Sounds easy enough, right? Well, pastry is a pain in the ass! If you’re not feeling it, I’d just recommend buying some crust from the store. It might not be as good but I think you can still get a pretty good tart out of it even if it’s not 100% authentic. Or you are welcome to be a psycho with me and make your own! 🙂
- 1 Pie Crust or Pâte Sucrée (9 inch)
- 1/3 C (113g) Golden Syrup (or Corn Syrup)
- 1/2 C (108g) Muscovado (or Dark Brown Sugar)

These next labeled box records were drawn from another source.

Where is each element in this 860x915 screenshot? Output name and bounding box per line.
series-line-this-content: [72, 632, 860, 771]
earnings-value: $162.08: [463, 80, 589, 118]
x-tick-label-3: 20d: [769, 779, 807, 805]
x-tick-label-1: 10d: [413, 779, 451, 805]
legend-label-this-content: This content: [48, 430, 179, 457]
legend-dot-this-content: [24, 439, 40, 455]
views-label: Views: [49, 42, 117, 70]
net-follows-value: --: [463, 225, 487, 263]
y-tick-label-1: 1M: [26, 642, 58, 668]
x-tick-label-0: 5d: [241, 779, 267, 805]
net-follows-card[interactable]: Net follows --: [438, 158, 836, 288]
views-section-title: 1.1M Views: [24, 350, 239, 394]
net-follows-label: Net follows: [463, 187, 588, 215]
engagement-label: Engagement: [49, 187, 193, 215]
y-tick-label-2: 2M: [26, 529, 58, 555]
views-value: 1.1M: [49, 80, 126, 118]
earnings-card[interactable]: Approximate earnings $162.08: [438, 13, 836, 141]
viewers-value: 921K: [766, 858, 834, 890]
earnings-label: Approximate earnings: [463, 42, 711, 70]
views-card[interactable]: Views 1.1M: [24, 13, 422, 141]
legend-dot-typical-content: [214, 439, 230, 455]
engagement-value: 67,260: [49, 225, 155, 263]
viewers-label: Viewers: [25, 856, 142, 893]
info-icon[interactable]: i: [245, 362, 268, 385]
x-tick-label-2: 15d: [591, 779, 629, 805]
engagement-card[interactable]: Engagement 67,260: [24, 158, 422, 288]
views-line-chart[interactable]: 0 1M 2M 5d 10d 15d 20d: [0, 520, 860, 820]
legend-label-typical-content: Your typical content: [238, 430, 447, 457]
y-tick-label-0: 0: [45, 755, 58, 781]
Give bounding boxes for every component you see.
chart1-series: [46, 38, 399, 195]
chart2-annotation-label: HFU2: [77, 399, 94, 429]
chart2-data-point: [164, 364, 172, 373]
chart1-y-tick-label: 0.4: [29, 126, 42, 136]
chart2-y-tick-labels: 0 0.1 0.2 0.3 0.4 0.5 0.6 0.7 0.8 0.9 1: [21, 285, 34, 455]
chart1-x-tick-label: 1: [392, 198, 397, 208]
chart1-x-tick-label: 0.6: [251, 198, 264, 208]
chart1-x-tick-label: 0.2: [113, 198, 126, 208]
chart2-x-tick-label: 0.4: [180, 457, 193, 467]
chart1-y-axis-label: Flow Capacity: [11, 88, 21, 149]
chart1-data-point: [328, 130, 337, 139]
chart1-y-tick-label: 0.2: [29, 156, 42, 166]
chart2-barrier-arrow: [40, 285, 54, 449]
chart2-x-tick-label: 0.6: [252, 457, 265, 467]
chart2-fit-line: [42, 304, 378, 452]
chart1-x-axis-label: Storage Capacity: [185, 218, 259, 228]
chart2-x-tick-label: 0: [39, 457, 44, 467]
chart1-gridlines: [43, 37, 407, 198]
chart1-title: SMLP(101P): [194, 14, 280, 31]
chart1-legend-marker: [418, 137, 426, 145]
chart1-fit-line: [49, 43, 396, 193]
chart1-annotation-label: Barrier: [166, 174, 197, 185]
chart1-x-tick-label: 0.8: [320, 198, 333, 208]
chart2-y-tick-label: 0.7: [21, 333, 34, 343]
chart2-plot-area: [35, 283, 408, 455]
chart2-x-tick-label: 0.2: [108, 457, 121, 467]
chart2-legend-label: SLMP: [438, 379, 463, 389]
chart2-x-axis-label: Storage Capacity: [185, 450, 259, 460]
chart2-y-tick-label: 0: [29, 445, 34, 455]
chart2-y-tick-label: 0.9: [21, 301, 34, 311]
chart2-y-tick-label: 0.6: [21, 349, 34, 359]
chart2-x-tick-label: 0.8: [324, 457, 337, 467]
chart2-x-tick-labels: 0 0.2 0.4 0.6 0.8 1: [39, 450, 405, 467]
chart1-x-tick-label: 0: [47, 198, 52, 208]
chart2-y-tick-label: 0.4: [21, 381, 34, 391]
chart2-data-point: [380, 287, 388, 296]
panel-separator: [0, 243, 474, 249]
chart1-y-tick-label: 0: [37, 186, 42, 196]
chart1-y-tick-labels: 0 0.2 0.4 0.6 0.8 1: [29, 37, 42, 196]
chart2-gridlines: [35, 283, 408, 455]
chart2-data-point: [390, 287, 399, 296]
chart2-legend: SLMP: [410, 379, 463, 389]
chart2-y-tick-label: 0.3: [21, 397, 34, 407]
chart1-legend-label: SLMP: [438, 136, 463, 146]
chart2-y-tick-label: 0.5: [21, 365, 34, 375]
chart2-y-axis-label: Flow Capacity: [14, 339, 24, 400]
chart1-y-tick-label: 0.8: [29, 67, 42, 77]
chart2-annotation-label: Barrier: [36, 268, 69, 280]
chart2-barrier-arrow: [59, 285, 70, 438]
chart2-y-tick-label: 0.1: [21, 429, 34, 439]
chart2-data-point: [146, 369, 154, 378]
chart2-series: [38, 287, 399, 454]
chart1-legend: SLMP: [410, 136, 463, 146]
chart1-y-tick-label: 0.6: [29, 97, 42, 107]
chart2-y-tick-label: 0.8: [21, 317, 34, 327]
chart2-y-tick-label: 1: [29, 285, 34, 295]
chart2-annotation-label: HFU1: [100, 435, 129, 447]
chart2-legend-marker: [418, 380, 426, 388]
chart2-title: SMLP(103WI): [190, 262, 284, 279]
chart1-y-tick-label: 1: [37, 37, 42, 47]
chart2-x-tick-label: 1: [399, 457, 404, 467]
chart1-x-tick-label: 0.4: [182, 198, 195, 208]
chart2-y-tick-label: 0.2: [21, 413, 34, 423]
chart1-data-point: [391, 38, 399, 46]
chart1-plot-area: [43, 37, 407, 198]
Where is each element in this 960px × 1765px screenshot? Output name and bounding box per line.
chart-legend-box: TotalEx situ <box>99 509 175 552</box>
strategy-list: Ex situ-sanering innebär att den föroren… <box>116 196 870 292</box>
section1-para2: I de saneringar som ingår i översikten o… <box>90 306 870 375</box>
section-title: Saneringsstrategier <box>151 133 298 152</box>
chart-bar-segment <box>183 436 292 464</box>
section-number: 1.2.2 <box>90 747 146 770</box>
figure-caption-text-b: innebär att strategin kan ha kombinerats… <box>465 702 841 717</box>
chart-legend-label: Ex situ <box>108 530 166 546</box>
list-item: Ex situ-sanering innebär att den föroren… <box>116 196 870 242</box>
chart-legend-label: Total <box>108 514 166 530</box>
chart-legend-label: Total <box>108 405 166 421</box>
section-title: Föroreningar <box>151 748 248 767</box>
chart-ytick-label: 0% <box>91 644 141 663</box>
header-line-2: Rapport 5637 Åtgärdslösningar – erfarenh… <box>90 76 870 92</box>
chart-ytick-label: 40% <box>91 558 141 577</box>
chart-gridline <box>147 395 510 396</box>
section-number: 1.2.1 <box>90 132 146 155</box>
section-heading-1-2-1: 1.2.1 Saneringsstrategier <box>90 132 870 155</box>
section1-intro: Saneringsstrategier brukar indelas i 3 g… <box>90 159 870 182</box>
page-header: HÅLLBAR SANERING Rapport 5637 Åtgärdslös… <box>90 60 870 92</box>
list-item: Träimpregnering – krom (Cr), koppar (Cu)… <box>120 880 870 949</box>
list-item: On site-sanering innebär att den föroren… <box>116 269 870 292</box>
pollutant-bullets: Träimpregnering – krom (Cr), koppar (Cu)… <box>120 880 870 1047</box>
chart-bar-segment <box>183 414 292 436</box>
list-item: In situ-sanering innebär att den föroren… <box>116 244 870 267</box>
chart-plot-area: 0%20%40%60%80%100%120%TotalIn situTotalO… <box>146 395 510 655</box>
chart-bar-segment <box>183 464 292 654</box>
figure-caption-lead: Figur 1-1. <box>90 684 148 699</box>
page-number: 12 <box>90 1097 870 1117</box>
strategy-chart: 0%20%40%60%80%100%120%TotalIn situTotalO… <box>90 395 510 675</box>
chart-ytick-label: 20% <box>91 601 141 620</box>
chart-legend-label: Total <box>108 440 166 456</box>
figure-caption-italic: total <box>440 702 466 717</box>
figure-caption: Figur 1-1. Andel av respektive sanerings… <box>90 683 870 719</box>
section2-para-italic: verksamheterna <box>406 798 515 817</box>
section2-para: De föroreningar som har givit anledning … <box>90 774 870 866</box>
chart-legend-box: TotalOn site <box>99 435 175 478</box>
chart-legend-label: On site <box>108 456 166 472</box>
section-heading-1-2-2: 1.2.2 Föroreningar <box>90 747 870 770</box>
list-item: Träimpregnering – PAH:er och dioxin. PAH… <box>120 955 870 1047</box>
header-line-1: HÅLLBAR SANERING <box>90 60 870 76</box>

- 4 (74g) Large Egg Yolks, room temp.
- 1/4 C (58g) Heavy Cream
- 4T (57g) Unsalted Butter, room temp.
- Pinch of Fine Sea Salt
- 1 tsp Vanilla
- 6oz (170g) Pecan Halves
- Preheat your oven to 350°F.
- Prepare a strainer suspended over 2C+ glass measure with a spout.
- Combine all but the last two ingredients in a large saucepan.
- Cook over medium-low heat, stirring constantly with a spatula, for about 10 minutes. You’re done when it’s uniform in color, thickens slightly and registers 160°F on an instant-read thermometer.
- Pour into the strainer and press it through.
- Stir in vanilla.
- Line the bottom of your tart crust with pecans until you’re happy.
- Pour over the syrup and shake it gently.
- Bake for 15 minutes (on a tinfoil lined baking sheet) or until it’s bubbly around the edges and an instant-read thermometer reads 190°F when inserted into the center of the tart.
- Let cool completely and chill/freeze if it’s still too runny, to set it.